I almost burst out laughing.

"I got a much better gig," he said. "I'm on the 'mobile energy team' for Red Bull. They give you this cool car to drive around in, and you basically hand out samples and talk to people and shit. Hours are totally flexible. I can do it after the paralegal gig."

"Sounds perfect."

"Totally. Gives me plenty of free time to work on my corporate anthem."

"Corporate anthem?"

"Every big company's got one—like, cheesy rock or rap or something." He sang, badly: "Trion!—Change your world! Like that. If Trion doesn't have one, maybe you could put in a word for me with the right guy.
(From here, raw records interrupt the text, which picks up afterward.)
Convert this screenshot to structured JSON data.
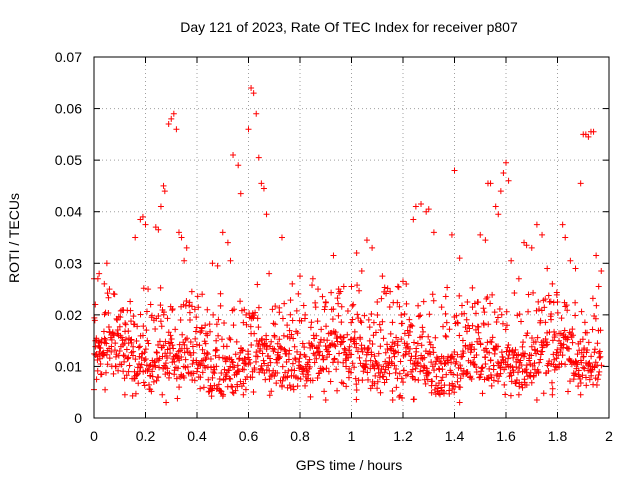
{
  "chart_data": {
    "type": "scatter",
    "title": "Day 121 of 2023, Rate Of TEC Index for receiver p807",
    "xlabel": "GPS time / hours",
    "ylabel": "ROTI / TECUs",
    "xlim": [
      0,
      2
    ],
    "ylim": [
      0,
      0.07
    ],
    "xticks": [
      0,
      0.2,
      0.4,
      0.6,
      0.8,
      1,
      1.2,
      1.4,
      1.6,
      1.8,
      2
    ],
    "yticks": [
      0,
      0.01,
      0.02,
      0.03,
      0.04,
      0.05,
      0.06,
      0.07
    ],
    "xtick_labels": [
      "0",
      "0.2",
      "0.4",
      "0.6",
      "0.8",
      "1",
      "1.2",
      "1.4",
      "1.6",
      "1.8",
      "2"
    ],
    "ytick_labels": [
      "0",
      "0.01",
      "0.02",
      "0.03",
      "0.04",
      "0.05",
      "0.06",
      "0.07"
    ],
    "grid": true,
    "marker": "+",
    "color": "#ff0000",
    "series": [
      {
        "name": "ROTI",
        "points": [
          [
            0.0,
            0.027
          ],
          [
            0.0,
            0.0055
          ],
          [
            0.005,
            0.022
          ],
          [
            0.01,
            0.0075
          ],
          [
            0.015,
            0.027
          ],
          [
            0.02,
            0.028
          ],
          [
            0.03,
            0.0085
          ],
          [
            0.04,
            0.026
          ],
          [
            0.05,
            0.03
          ],
          [
            0.06,
            0.025
          ],
          [
            0.08,
            0.024
          ],
          [
            0.09,
            0.019
          ],
          [
            0.1,
            0.013
          ],
          [
            0.12,
            0.012
          ],
          [
            0.13,
            0.0115
          ],
          [
            0.15,
            0.0043
          ],
          [
            0.16,
            0.035
          ],
          [
            0.18,
            0.0385
          ],
          [
            0.19,
            0.039
          ],
          [
            0.2,
            0.0375
          ],
          [
            0.21,
            0.025
          ],
          [
            0.22,
            0.022
          ],
          [
            0.24,
            0.037
          ],
          [
            0.25,
            0.0365
          ],
          [
            0.26,
            0.041
          ],
          [
            0.265,
            0.0045
          ],
          [
            0.27,
            0.045
          ],
          [
            0.275,
            0.044
          ],
          [
            0.29,
            0.057
          ],
          [
            0.3,
            0.058
          ],
          [
            0.31,
            0.059
          ],
          [
            0.32,
            0.056
          ],
          [
            0.33,
            0.036
          ],
          [
            0.34,
            0.035
          ],
          [
            0.35,
            0.0305
          ],
          [
            0.36,
            0.033
          ],
          [
            0.38,
            0.0245
          ],
          [
            0.4,
            0.009
          ],
          [
            0.42,
            0.024
          ],
          [
            0.44,
            0.021
          ],
          [
            0.46,
            0.03
          ],
          [
            0.48,
            0.0295
          ],
          [
            0.5,
            0.036
          ],
          [
            0.52,
            0.034
          ],
          [
            0.53,
            0.0305
          ],
          [
            0.54,
            0.051
          ],
          [
            0.56,
            0.049
          ],
          [
            0.57,
            0.0435
          ],
          [
            0.58,
            0.0185
          ],
          [
            0.59,
            0.0055
          ],
          [
            0.6,
            0.056
          ],
          [
            0.61,
            0.064
          ],
          [
            0.62,
            0.063
          ],
          [
            0.63,
            0.059
          ],
          [
            0.64,
            0.0505
          ],
          [
            0.65,
            0.0455
          ],
          [
            0.66,
            0.0445
          ],
          [
            0.67,
            0.0395
          ],
          [
            0.68,
            0.028
          ],
          [
            0.7,
            0.016
          ],
          [
            0.72,
            0.0205
          ],
          [
            0.73,
            0.035
          ],
          [
            0.75,
            0.018
          ],
          [
            0.77,
            0.026
          ],
          [
            0.8,
            0.0275
          ],
          [
            0.82,
            0.02
          ],
          [
            0.85,
            0.027
          ],
          [
            0.87,
            0.025
          ],
          [
            0.9,
            0.0225
          ],
          [
            0.93,
            0.0315
          ],
          [
            0.95,
            0.025
          ],
          [
            0.97,
            0.0255
          ],
          [
            1.0,
            0.0255
          ],
          [
            1.02,
            0.032
          ],
          [
            1.04,
            0.0285
          ],
          [
            1.06,
            0.0345
          ],
          [
            1.08,
            0.033
          ],
          [
            1.1,
            0.0225
          ],
          [
            1.12,
            0.0275
          ],
          [
            1.15,
            0.0245
          ],
          [
            1.18,
            0.0255
          ],
          [
            1.2,
            0.0265
          ],
          [
            1.24,
            0.0385
          ],
          [
            1.25,
            0.041
          ],
          [
            1.27,
            0.0415
          ],
          [
            1.29,
            0.04
          ],
          [
            1.3,
            0.0405
          ],
          [
            1.32,
            0.036
          ],
          [
            1.35,
            0.0215
          ],
          [
            1.37,
            0.0185
          ],
          [
            1.39,
            0.0355
          ],
          [
            1.4,
            0.048
          ],
          [
            1.42,
            0.031
          ],
          [
            1.45,
            0.0225
          ],
          [
            1.47,
            0.0215
          ],
          [
            1.5,
            0.0355
          ],
          [
            1.52,
            0.0345
          ],
          [
            1.53,
            0.0455
          ],
          [
            1.54,
            0.0455
          ],
          [
            1.56,
            0.041
          ],
          [
            1.57,
            0.0395
          ],
          [
            1.58,
            0.044
          ],
          [
            1.59,
            0.0475
          ],
          [
            1.6,
            0.0495
          ],
          [
            1.61,
            0.046
          ],
          [
            1.62,
            0.0305
          ],
          [
            1.65,
            0.027
          ],
          [
            1.67,
            0.034
          ],
          [
            1.68,
            0.0335
          ],
          [
            1.7,
            0.033
          ],
          [
            1.72,
            0.0375
          ],
          [
            1.74,
            0.0355
          ],
          [
            1.76,
            0.029
          ],
          [
            1.78,
            0.026
          ],
          [
            1.8,
            0.0225
          ],
          [
            1.82,
            0.0375
          ],
          [
            1.83,
            0.035
          ],
          [
            1.85,
            0.0305
          ],
          [
            1.87,
            0.029
          ],
          [
            1.89,
            0.0455
          ],
          [
            1.9,
            0.055
          ],
          [
            1.91,
            0.055
          ],
          [
            1.92,
            0.0545
          ],
          [
            1.93,
            0.0555
          ],
          [
            1.94,
            0.0555
          ],
          [
            1.95,
            0.0315
          ],
          [
            1.96,
            0.0255
          ],
          [
            1.97,
            0.0285
          ],
          [
            0.12,
            0.0045
          ],
          [
            0.28,
            0.003
          ],
          [
            0.58,
            0.0045
          ],
          [
            0.9,
            0.0035
          ],
          [
            1.16,
            0.0035
          ],
          [
            1.42,
            0.003
          ],
          [
            1.65,
            0.0045
          ],
          [
            1.72,
            0.0035
          ],
          [
            1.78,
            0.0045
          ],
          [
            1.89,
            0.0045
          ]
        ]
      }
    ],
    "dense_band": {
      "x_range": [
        0,
        1.97
      ],
      "y_range": [
        0.0035,
        0.026
      ],
      "center": 0.0105,
      "note": "dense cloud of ROTI samples, mostly between 0.005 and 0.02"
    }
  }
}
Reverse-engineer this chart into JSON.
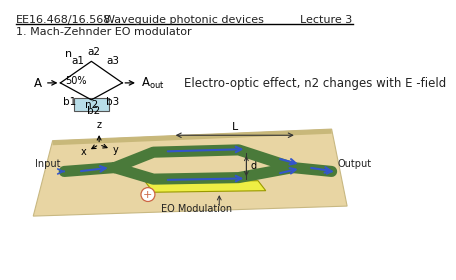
{
  "title_left": "EE16.468/16.568",
  "title_center": "Waveguide photonic devices",
  "title_right": "Lecture 3",
  "section": "1. Mach-Zehnder EO modulator",
  "eo_text": "Electro-optic effect, n2 changes with E -field",
  "bg_color": "#ffffff",
  "slab_face_color": "#e8d5a3",
  "slab_edge_color": "#c8b882",
  "slab_top_color": "#d4c48a",
  "wg_color": "#4a7a3a",
  "wg_lw": 8,
  "arrow_color": "#3355cc",
  "n2_box_color": "#b8dde8",
  "electrode_color": "#eeee44",
  "electrode_edge": "#999900",
  "eo_circle_color": "#cc6644",
  "dim_arrow_color": "#333333",
  "input_label": "Input",
  "output_label": "Output",
  "L_label": "L",
  "d_label": "d",
  "eo_label": "EO Modulation"
}
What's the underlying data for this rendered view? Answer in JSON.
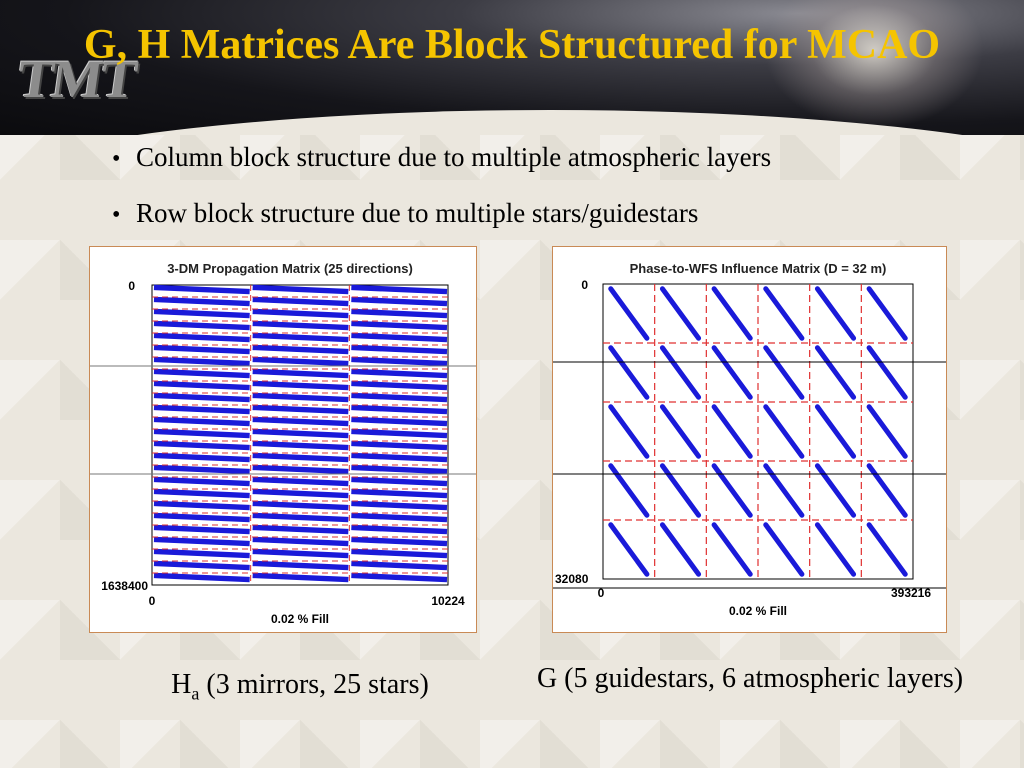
{
  "slide": {
    "title": "G, H Matrices Are Block Structured for MCAO",
    "logo_text": "TMT",
    "bullets": [
      "Column block structure due to multiple atmospheric layers",
      "Row block structure due to multiple stars/guidestars"
    ]
  },
  "left_figure": {
    "title": "3-DM Propagation Matrix (25 directions)",
    "y_top_label": "0",
    "y_bottom_label": "1638400",
    "x_left_label": "0",
    "x_right_label": "10224",
    "fill_label": "0.02 % Fill",
    "caption_main": "H",
    "caption_sub": "a",
    "caption_rest": " (3 mirrors, 25 stars)",
    "colors": {
      "data": "#1a1ad9",
      "grid": "#e03030"
    }
  },
  "right_figure": {
    "title": "Phase-to-WFS Influence Matrix (D = 32 m)",
    "y_top_label": "0",
    "y_bottom_label": "32080",
    "x_left_label": "0",
    "x_right_label": "393216",
    "fill_label": "0.02 % Fill",
    "caption": "G (5 guidestars, 6 atmospheric layers)",
    "colors": {
      "data": "#1a1ad9",
      "grid": "#e03030"
    }
  },
  "chart_data": [
    {
      "type": "heatmap",
      "title": "3-DM Propagation Matrix (25 directions)",
      "xlim": [
        0,
        10224
      ],
      "ylim": [
        0,
        1638400
      ],
      "row_blocks": 25,
      "column_blocks": 3,
      "fill_percent": 0.02
    },
    {
      "type": "heatmap",
      "title": "Phase-to-WFS Influence Matrix (D = 32 m)",
      "xlim": [
        0,
        393216
      ],
      "ylim": [
        0,
        32080
      ],
      "row_blocks": 5,
      "column_blocks": 6,
      "fill_percent": 0.02
    }
  ]
}
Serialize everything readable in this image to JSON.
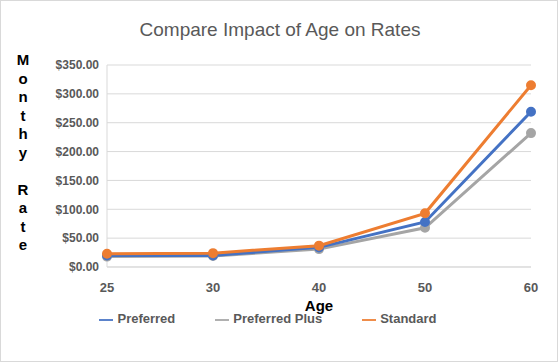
{
  "chart_data": {
    "type": "line",
    "title": "Compare Impact of Age on Rates",
    "x_label": "Age",
    "y_label": "Monthy Rate",
    "categories": [
      "25",
      "30",
      "40",
      "50",
      "60"
    ],
    "series": [
      {
        "name": "Preferred Plus",
        "color": "#a5a5a5",
        "marker": "circle",
        "values": [
          18,
          19,
          31,
          68,
          232
        ]
      },
      {
        "name": "Preferred",
        "color": "#4472c4",
        "marker": "circle",
        "values": [
          20,
          20,
          34,
          78,
          269
        ]
      },
      {
        "name": "Standard",
        "color": "#ed7d31",
        "marker": "circle",
        "values": [
          23,
          24,
          37,
          93,
          315
        ]
      }
    ],
    "ylim": [
      0,
      350
    ],
    "yticks": [
      {
        "value": 0,
        "label": "$0.00"
      },
      {
        "value": 50,
        "label": "$50.00"
      },
      {
        "value": 100,
        "label": "$100.00"
      },
      {
        "value": 150,
        "label": "$150.00"
      },
      {
        "value": 200,
        "label": "$200.00"
      },
      {
        "value": 250,
        "label": "$250.00"
      },
      {
        "value": 300,
        "label": "$300.00"
      },
      {
        "value": 350,
        "label": "$350.00"
      }
    ],
    "grid": true,
    "legend": "bottom"
  }
}
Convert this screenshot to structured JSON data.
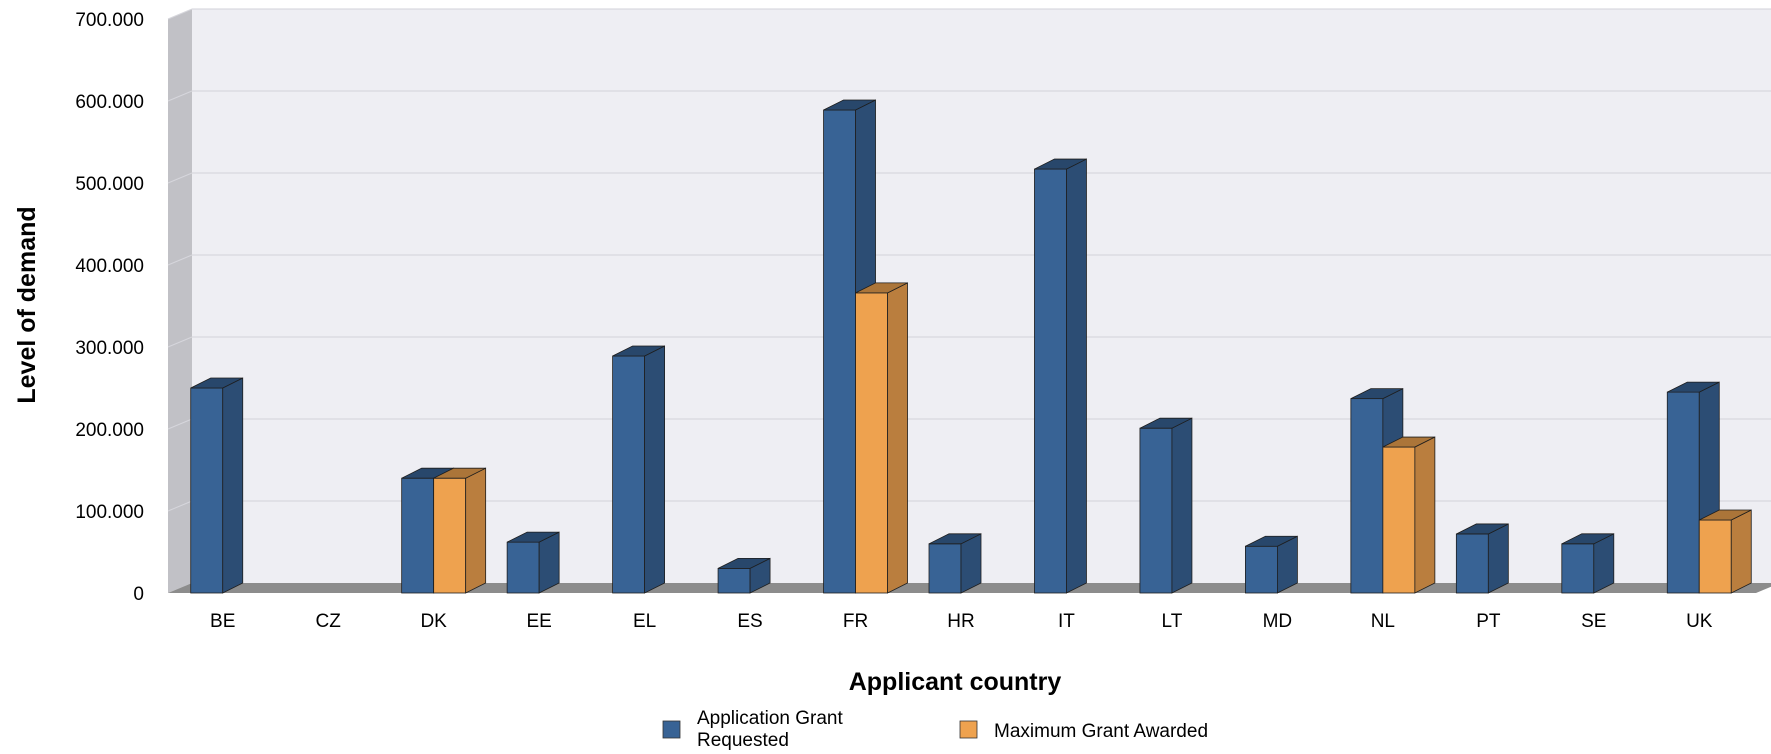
{
  "chart_data": {
    "type": "bar",
    "title": "",
    "xlabel": "Applicant country",
    "ylabel": "Level of demand",
    "ylim": [
      0,
      700000
    ],
    "yticks": [
      0,
      100000,
      200000,
      300000,
      400000,
      500000,
      600000,
      700000
    ],
    "ytick_labels": [
      "0",
      "100.000",
      "200.000",
      "300.000",
      "400.000",
      "500.000",
      "600.000",
      "700.000"
    ],
    "categories": [
      "BE",
      "CZ",
      "DK",
      "EE",
      "EL",
      "ES",
      "FR",
      "HR",
      "IT",
      "LT",
      "MD",
      "NL",
      "PT",
      "SE",
      "UK"
    ],
    "series": [
      {
        "name": "Application Grant Requested",
        "name_lines": [
          "Application Grant",
          "Requested"
        ],
        "color": "#386395",
        "values": [
          250000,
          0,
          140000,
          62000,
          289000,
          30000,
          589000,
          60000,
          517000,
          201000,
          57000,
          237000,
          72000,
          60000,
          245000
        ]
      },
      {
        "name": "Maximum Grant Awarded",
        "name_lines": [
          "Maximum Grant Awarded"
        ],
        "color": "#eea24f",
        "values": [
          0,
          0,
          140000,
          0,
          0,
          0,
          366000,
          0,
          0,
          0,
          0,
          178000,
          0,
          0,
          89000
        ]
      }
    ],
    "grid": true,
    "legend": "bottom",
    "style": "3d"
  }
}
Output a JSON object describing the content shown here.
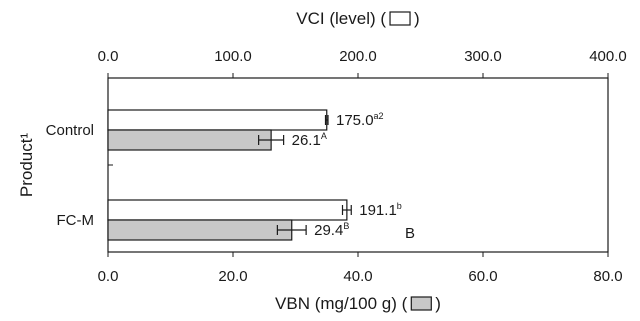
{
  "chart_data": {
    "type": "bar",
    "orientation": "horizontal",
    "categories": [
      "Control",
      "FC-M"
    ],
    "series": [
      {
        "name": "VCI (level)",
        "axis": "top",
        "values": [
          175.0,
          191.1
        ],
        "errors": [
          1.0,
          3.5
        ],
        "labels": [
          "175.0",
          "191.1"
        ],
        "superscripts": [
          "a2",
          "b"
        ],
        "fill": "#ffffff"
      },
      {
        "name": "VBN (mg/100 g)",
        "axis": "bottom",
        "values": [
          26.1,
          29.4
        ],
        "errors": [
          2.0,
          2.3
        ],
        "labels": [
          "26.1",
          "29.4"
        ],
        "superscripts": [
          "A",
          "B"
        ],
        "fill": "#c8c8c8"
      }
    ],
    "x_top": {
      "label": "VCI (level) (",
      "label_end": ")",
      "range": [
        0,
        400
      ],
      "ticks": [
        "0.0",
        "100.0",
        "200.0",
        "300.0",
        "400.0"
      ]
    },
    "x_bottom": {
      "label": "VBN (mg/100 g) (",
      "label_end": ")",
      "range": [
        0,
        80
      ],
      "ticks": [
        "0.0",
        "20.0",
        "40.0",
        "60.0",
        "80.0"
      ]
    },
    "ylabel": "Product¹",
    "annotations": [
      "B"
    ],
    "grid": false,
    "colors": {
      "bar_outline": "#1a1a1a",
      "vci_fill": "#ffffff",
      "vbn_fill": "#c8c8c8"
    }
  }
}
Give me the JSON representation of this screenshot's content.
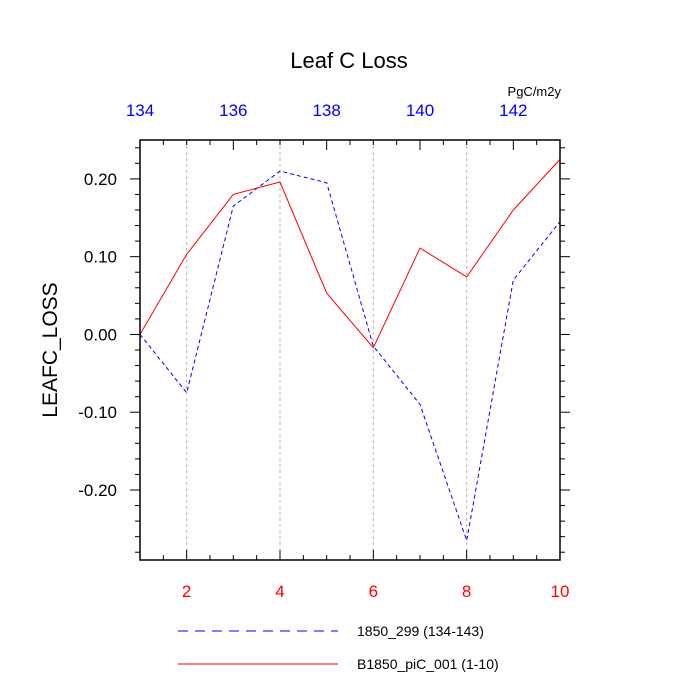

I bet I'd get royalties every time you guys sing it at a corporate picnic or whatever."

"I'll look into it," I said. "Hey, I don't have any glasses. I'm expecting a delivery, but it hasn't come yet. They say the glass is mouth-blown in Italy—wonder if you can still smell the garlic."

"Don't worry about it. The champagne's probably shit anyway."

"You still working at the law firm too?"

He looked embarrassed. "It's my only steady paycheck."

"Hey, that's important."

"Believe me, man, I do as little as possible. I do just enough to keep Shapiro off my back—faxes, copies, searches, whatever—and I still have plenty of time to surf the Web."


"I get like twenty bucks an hour for playing Web games and burning music CDs and pretending to work."

"Great," I said. "You're really getting one over on them." It was pathetic, actually.

"You got it."

And then I don't know why I came out with it, but I said, "So, who do you think you're cheating the most, them or yourself?"

Seth looked at me funny. "What are you talking about?"

"I mean, you fuck around at work, you scam by, doing as little as possible—you ever ask yourself what you're doing it for? Like, what's the point?"

Seth's eyes narrowed in hostility. "What's up with you?"

"At some point you got to commit to something, you know?"

He paused. "Whatever. Hey, you want to get out of here, go somewhere? This is sort of too grown-up for me, it's giving me hives."